Sarah breathed an inward “
Golly!
” Then she opened her mouth to speak and shut it again. The suspicions which had come to her when she first beheld the chimney-stacks of Holme Fallow were being most painfully confirmed. She had most undoubtedly seen the burglar at his burgling. But would it really be a good plan to say so? Would it really give her what you might call a good start with the Guardians? She had a horrid feeling that it would not. They would probably think, and say, that she ought to have sought out Mr. Minnow and told him what she had seen instead of blinding off to town to meet Ran. Silence looked very golden to Sarah Trent. She closed her lips firmly and let Lucilla go on talking.

CHAPTER VII

They went next day to Holme Fallow. It took much longer on a bicycle than it had done in
The Bomb
. Sarah remembered where she had turned, but instead of following the left-hand fork of the road Lucilla kept straight on until they came to a lodge and a pair of iron gates.

Mrs. Snagge came out of the lodge to let them in. She was a little woman with a long sharp nose and a tight mouth.

Lucilla leaned on her bicycle and said good morning.

“This is the way the burglar came in,” she said to Sarah.

Sarah looked at the big gates which Mrs. Snagge was opening.

“Aha! That's where the fun comes in!” said Lucilla. “I say, Mrs. Snagge, did you tell Minnow how the burglar got in?”
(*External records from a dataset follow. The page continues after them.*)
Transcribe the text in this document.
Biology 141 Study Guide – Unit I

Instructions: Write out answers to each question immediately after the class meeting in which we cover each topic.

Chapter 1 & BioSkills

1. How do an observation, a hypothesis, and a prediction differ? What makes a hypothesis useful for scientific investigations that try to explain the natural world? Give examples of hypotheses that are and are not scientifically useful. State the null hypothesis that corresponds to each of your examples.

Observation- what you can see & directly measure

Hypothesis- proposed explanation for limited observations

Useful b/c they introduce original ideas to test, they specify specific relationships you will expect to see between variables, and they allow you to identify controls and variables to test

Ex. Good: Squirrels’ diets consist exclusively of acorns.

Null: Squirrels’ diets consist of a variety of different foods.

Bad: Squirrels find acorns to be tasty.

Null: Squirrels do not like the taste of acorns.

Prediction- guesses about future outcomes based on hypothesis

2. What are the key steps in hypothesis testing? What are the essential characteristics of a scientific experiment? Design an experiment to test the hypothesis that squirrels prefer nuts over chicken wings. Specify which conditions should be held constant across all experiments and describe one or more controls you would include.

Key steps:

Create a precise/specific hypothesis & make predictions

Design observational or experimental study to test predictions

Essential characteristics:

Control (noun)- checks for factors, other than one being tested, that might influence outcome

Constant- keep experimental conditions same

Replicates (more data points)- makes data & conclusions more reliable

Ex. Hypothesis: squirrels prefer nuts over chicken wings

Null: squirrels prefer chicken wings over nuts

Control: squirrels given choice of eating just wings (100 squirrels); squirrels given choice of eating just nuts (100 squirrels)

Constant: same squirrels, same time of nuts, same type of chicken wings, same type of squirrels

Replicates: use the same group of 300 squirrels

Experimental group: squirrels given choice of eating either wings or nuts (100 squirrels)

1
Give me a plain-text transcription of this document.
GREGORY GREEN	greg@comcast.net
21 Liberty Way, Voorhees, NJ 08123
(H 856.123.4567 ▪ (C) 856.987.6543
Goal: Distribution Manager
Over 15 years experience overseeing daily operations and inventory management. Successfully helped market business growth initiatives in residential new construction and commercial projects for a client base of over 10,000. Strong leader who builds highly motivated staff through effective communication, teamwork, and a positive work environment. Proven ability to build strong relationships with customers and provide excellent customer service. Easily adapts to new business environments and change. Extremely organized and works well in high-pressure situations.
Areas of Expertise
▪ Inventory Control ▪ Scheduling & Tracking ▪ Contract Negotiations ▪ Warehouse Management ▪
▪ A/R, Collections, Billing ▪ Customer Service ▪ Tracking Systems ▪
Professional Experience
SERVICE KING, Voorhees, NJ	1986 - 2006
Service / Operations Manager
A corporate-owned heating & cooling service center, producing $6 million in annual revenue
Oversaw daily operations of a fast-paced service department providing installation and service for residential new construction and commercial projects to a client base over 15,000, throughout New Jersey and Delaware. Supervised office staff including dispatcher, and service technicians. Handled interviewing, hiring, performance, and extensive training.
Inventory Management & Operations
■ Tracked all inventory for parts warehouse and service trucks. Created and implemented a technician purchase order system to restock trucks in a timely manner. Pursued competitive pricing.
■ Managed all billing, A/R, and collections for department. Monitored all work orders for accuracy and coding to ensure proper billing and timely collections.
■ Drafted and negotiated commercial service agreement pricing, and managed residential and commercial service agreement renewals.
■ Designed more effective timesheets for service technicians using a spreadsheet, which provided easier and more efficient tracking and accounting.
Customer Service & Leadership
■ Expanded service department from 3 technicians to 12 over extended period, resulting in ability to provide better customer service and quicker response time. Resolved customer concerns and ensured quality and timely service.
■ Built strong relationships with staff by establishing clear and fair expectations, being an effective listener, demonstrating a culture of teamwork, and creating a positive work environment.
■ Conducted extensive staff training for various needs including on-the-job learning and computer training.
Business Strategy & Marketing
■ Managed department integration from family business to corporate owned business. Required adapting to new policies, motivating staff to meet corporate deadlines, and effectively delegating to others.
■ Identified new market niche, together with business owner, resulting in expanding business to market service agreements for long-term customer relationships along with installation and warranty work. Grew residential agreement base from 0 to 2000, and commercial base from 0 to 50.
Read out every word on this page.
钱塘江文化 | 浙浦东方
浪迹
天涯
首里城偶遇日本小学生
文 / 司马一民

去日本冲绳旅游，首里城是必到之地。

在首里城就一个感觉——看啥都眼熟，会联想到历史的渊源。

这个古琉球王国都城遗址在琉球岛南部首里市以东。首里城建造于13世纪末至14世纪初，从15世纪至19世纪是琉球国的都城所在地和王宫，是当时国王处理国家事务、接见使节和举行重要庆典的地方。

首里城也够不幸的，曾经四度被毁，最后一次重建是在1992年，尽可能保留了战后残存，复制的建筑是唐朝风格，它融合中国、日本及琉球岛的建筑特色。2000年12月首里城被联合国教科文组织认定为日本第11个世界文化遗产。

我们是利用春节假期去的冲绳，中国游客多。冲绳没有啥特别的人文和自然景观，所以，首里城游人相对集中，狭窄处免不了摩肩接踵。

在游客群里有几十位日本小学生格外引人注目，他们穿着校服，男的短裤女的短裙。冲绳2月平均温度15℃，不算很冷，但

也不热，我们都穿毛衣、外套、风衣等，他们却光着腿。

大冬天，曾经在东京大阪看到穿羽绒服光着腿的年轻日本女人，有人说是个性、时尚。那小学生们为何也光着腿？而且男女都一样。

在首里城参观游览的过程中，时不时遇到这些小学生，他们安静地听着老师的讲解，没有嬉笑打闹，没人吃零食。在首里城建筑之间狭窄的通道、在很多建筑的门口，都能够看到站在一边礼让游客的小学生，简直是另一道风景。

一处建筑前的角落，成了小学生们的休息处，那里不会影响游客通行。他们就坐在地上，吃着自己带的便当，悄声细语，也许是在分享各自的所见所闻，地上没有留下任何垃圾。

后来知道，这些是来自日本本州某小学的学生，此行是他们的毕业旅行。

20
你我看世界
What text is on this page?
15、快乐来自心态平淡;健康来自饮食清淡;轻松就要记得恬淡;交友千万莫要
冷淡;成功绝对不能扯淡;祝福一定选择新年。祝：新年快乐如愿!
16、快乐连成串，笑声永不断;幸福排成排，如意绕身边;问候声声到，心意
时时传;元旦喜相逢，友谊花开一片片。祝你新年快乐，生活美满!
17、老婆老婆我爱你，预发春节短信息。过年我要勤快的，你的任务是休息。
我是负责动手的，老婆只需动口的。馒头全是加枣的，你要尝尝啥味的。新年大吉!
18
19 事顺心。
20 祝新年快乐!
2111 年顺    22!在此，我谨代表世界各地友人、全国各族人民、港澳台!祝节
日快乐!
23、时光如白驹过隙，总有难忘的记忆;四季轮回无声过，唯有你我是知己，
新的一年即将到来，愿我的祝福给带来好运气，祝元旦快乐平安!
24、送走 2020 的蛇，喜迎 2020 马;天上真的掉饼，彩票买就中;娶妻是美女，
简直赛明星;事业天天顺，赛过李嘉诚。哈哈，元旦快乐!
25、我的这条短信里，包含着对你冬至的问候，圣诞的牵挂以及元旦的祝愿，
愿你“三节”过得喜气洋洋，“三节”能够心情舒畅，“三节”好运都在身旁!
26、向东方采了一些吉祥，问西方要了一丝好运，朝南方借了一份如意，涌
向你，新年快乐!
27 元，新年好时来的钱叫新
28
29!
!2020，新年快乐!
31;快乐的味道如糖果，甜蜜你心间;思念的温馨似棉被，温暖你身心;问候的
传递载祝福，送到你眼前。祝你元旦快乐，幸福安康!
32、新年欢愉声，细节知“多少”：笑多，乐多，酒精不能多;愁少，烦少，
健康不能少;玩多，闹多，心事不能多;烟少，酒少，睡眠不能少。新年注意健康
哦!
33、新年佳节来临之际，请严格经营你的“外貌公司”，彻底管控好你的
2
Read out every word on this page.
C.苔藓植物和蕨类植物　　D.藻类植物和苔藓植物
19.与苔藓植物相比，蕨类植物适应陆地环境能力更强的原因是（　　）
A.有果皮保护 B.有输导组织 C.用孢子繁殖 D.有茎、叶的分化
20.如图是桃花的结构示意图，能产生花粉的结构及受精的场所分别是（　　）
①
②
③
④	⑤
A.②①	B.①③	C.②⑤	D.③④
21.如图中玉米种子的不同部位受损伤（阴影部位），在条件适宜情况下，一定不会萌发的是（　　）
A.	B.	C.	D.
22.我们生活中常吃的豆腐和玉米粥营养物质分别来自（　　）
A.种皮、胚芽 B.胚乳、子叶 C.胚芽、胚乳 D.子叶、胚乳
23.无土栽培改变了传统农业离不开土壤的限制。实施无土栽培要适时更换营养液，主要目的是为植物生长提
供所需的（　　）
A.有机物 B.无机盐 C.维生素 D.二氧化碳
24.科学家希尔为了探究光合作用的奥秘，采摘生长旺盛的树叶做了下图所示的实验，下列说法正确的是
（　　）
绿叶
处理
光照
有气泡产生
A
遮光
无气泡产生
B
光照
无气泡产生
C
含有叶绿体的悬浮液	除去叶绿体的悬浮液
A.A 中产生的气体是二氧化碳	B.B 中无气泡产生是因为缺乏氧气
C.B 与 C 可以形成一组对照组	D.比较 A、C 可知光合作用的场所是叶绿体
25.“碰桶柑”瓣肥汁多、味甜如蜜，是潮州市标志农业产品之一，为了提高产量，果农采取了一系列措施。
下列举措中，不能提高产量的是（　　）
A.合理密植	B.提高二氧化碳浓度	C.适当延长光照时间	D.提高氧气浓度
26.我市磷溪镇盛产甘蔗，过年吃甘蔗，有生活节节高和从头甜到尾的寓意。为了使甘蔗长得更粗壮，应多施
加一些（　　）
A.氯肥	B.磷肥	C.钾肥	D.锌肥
Mrs. Snagge pursed up her lips.

“There's no saying—” she began, but Lucilla cut her short.

“Oh yes, there is. You know, and Snagge knows, and I know, that you left the gates open.”

“I'm sure, Miss Lucilla—” The woman's voice shook, but Sarah thought it was with anger. Her eyes were resentful too.

“So am I,” said Lucilla sternly—“quite, quite sure. You always do leave them open when you go into Ledlington, because it saves trouble when you get back late.” She laughed a little. “You needn't be afraid—I shan't give you away.”

Mrs. Snagge sniffed and gulped.

“And what difference could it have made when all's said and done, with the other drive that's never had no gates to it, not in my time nor in Snagge's anyway, and nothing to stop anyone going up it day nor night?”